Long before I attended culinary school, I attempted to make homemade marshmallows. Unsurprisingly, my first go was a sticky mess — my marshmallows fell flat. Flash forward a few years later to actually being in culinary school at ICE: when it came time to make marshmallows in class, I had flashbacks of my previous marshmallow miss and was nervous that the lesson would result in a frustrating mess.

ghost marshmallows

photos: Lauren Jessen

In class at ICE, the process ended up being frustration-free. Sticky? Yes. And even a little messy.

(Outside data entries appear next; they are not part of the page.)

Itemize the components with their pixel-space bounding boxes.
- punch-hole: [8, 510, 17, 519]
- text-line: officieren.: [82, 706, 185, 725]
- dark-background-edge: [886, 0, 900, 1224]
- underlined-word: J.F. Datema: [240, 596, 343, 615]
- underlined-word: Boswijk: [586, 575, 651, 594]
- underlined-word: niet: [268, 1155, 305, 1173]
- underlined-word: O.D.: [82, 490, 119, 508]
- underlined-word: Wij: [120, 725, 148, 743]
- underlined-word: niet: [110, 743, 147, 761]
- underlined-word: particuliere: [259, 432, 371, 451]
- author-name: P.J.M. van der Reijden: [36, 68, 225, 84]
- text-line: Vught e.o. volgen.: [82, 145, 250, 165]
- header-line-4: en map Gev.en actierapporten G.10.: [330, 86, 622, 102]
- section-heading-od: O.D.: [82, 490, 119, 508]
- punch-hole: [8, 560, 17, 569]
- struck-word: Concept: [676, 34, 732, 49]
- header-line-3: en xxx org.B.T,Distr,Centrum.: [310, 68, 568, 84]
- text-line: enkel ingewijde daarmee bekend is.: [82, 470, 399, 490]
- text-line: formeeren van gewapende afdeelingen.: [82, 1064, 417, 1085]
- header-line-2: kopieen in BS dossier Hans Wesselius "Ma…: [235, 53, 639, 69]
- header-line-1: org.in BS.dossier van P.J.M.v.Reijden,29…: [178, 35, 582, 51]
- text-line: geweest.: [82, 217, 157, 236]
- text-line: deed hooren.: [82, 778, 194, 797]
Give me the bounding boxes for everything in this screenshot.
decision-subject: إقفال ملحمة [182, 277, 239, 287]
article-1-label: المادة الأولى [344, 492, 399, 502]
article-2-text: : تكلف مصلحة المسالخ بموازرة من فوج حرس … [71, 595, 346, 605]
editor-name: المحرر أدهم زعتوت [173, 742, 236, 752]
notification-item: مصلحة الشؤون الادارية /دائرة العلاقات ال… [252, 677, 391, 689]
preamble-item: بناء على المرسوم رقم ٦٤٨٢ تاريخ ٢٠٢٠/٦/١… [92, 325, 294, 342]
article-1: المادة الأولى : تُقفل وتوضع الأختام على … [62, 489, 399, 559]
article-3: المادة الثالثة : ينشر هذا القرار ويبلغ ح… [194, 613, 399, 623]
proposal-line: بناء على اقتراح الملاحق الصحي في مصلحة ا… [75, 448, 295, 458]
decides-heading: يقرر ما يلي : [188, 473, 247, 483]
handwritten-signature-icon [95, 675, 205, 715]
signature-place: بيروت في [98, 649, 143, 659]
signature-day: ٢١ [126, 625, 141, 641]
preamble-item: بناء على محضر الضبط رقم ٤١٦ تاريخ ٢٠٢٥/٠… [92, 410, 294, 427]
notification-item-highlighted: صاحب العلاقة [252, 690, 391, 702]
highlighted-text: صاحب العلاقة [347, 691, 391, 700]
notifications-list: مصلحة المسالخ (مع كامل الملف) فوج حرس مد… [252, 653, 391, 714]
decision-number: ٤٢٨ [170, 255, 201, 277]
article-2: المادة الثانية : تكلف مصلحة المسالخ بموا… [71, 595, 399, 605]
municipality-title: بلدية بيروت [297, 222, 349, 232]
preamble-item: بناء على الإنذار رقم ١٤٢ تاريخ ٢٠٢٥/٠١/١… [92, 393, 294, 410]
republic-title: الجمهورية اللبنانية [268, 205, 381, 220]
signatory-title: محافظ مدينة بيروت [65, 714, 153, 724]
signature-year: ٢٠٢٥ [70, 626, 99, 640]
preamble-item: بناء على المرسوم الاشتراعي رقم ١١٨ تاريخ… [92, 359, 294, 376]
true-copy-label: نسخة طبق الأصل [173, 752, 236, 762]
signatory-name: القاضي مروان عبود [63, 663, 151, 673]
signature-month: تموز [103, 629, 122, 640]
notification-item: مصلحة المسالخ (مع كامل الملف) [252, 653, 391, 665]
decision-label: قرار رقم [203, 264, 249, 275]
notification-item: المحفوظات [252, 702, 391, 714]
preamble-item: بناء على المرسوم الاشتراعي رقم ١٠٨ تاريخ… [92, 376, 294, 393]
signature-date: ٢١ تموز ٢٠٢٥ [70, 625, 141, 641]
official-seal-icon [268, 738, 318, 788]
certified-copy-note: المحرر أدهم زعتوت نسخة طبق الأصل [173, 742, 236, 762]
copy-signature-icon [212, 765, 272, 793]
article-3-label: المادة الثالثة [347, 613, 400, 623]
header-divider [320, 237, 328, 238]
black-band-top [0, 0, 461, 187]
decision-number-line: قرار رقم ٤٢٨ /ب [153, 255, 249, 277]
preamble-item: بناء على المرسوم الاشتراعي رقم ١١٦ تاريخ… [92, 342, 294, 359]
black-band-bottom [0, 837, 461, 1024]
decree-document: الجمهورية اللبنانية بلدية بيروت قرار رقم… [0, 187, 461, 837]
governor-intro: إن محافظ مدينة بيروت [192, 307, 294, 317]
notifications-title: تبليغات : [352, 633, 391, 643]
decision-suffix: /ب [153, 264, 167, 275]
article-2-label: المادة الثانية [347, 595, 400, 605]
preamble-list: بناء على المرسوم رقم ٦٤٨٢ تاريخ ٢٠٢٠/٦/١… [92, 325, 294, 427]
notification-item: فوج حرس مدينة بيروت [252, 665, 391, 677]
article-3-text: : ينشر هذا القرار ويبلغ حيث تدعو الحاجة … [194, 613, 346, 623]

However, the end product turned out better than I could have imagined. The marshmallows were fluffy, delicious and light. I learned the proper way to make marshmallows, as well as how to use the ingredients involved. The recipe we used in class was excellent, and I rely on it every time I want to make marshmallows.

You might be surprised to learn that the recipe contains only five ingredients, but when everything is combined and the whipping begins, sweet magic happens. The best part about homemade marshmallows? You can make them any flavor and shape! You can make classic marshmallows or add extract flavors such as vanilla, coffee or peppermint. Then, once the marshmallows have solidified, you can use cookie cutters to form them into any shape you desire.

These marshmallows are inspired by the 1984 film “Ghostbusters.” When the large Marshmallow Man threatens the city near the end of the movie, the Ghostbusters are shocked because they never thought a marshmallow would destroy them. They even talk about how they used to roast marshmallows at camp. I couldn’t resist making a smaller version of that frightful Marshmallow Man.

These Ghost Marshmallows are a perfect addition to any Halloween party. Eat them solo or add them to a hot cup of cocoa for a sweet and spooky twist.

ghost marshmallows

Ghost Marshmallows

Ingredients

85 grams cold water (1)
18 grams gelatin powder
265 grams granulated sugar
100 grams corn syrup (1)
100 grams water (2)
90 grams corn syrup (2)
Dextrose, as needed for dusting

Preparation

  • Place the first measurement of water in the bowl of a stand mixer. Sprinkle the gelatin over the water and allow it to bloom and soften for 5-6 minutes.
  • In a saucepan, combine the sugar, corn syrup (1) and water (2), and heat to 230°F.
  • Meanwhile, add the corn syrup (2) to the bloomed gelatin.
  • Pour the cooked sugar mixture into the stand mixer bowl and whisk at a medium speed until the mixture has become thick and lightened. The mixture will look like marshmallow cream after 10-15 minutes of whipping.
  • While the mixture is whipping, prepare a sheet tray for the marshmallow mixture: spray a quarter sheet pan with nonstick cooking spray and dust with dextrose.
  • Once the marshmallow mixture is thick and lightened, transfer it to the prepared pan. Wet your hands with water and smooth the surface, patting the mixture down until it evenly covers the sheet pan.
  • Leave the sheet tray and mixture uncovered and let it set for one hour at room temperature.
  • After an hour (or you can leave it overnight), remove the marshmallow slab from the pan and flip it onto a dextrose-covered cutting board.
  • Cut the marshmallow slab into squares, or use a cookie cutter (generously coated with nonstick cooking spray to prevent sticking) to cut the marshmallow slab into your desired shape. (I used a ghost-shaped cookie cutter for this recipe.) Toss the shaped marshmallow in additional dextrose.
  • To make eyes and a mouth for the ghosts, use a toothpick to add small drops of chocolate syrup to create the face.